Some things that rarely get mentioned:

  • ABI decoding with dynamic types in Swift can be painful:
    • Favor simpler, fixed‑shape return types in your contracts.
  • JSON RPC errors are extremely vague:
    • Wrap responses in your own error enum with user‑friendly messages.
    • Log the raw error only in dev builds.

Also, if you ever adopt a product like WalletConnect iOS bridge (placeholder title here, since you mentioned no specific product name):

Pros:

  • Handles multi‑wallet interoperability.
  • Abstracts most of the transport details.
  • Familiar UX pattern for Web3 users.

Cons:

  • Version churn; keeping up with protocol updates.
  • Adds complexity compared to a single‑wallet deep link.
  • Debugging session issues can be time‑consuming.

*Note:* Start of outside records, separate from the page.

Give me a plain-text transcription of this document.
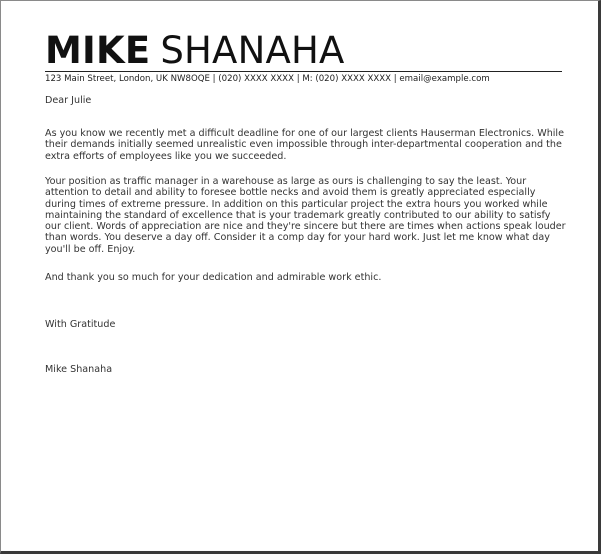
MIKE SHANAHA
123 Main Street, London, UK NW8OQE | (020) XXXX XXXX | M: (020) XXXX XXXX | email@example.com
Dear Julie
As you know we recently met a difficult deadline for one of our largest clients Hauserman Electronics. While their demands initially seemed unrealistic even impossible through inter-departmental cooperation and the extra efforts of employees like you we succeeded.
Your position as traffic manager in a warehouse as large as ours is challenging to say the least. Your attention to detail and ability to foresee bottle necks and avoid them is greatly appreciated especially during times of extreme pressure. In addition on this particular project the extra hours you worked while maintaining the standard of excellence that is your trademark greatly contributed to our ability to satisfy our client. Words of appreciation are nice and they're sincere but there are times when actions speak louder than words. You deserve a day off. Consider it a comp day for your hard work. Just let me know what day you'll be off. Enjoy.
And thank you so much for your dedication and admirable work ethic.
With Gratitude
Mike Shanaha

Competitors to that approach are essentially what @byteguru leaned into (direct web3.swift usage) and what @nachtdromer described (WalletConnect focused, more SDK‑centric). Both are valid paths, just different tradeoffs on complexity vs control.


7. Smart contract “API design” checklist for iOS clients

When you or your solidity dev writes the contracts, sanity check these:

  • Avoid function overloading for anything you will call from mobile.
  • Avoid big unbounded arrays in return values. Paginate or add offsets.
  • Prefer view helpers tailored for the app, not just generic getters.
  • Emit meaningful events so you can later:
    • Index them
    • Build history views via a backend indexer

Treat the contract as an API that must be pleasant for a mobile client to talk to.


8. What to actually ship as your first slice

If you want a concrete target that uses the ideas without rehashing what is already said:

  1. One contract with:
    • getProfile(address) returning a small tuple
    • setNickname(string) as only write
  2. In iOS:
    • A ProfileScreen that:
      • Reads address from wallet
      • Calls getProfile through a BlockchainClient
    • An “Edit nickname” flow:
      • Validates nickname
      • Creates a SetNicknameAction template
      • Sends via WalletClient.requestTransaction(...)

Ship that, live with it for a bit, then layer in more advanced things like multiple chains or NFTs.

If you share the chain + 1–2 actual function signatures you plan to use, it is straightforward to sketch the data models and transaction template structure around them.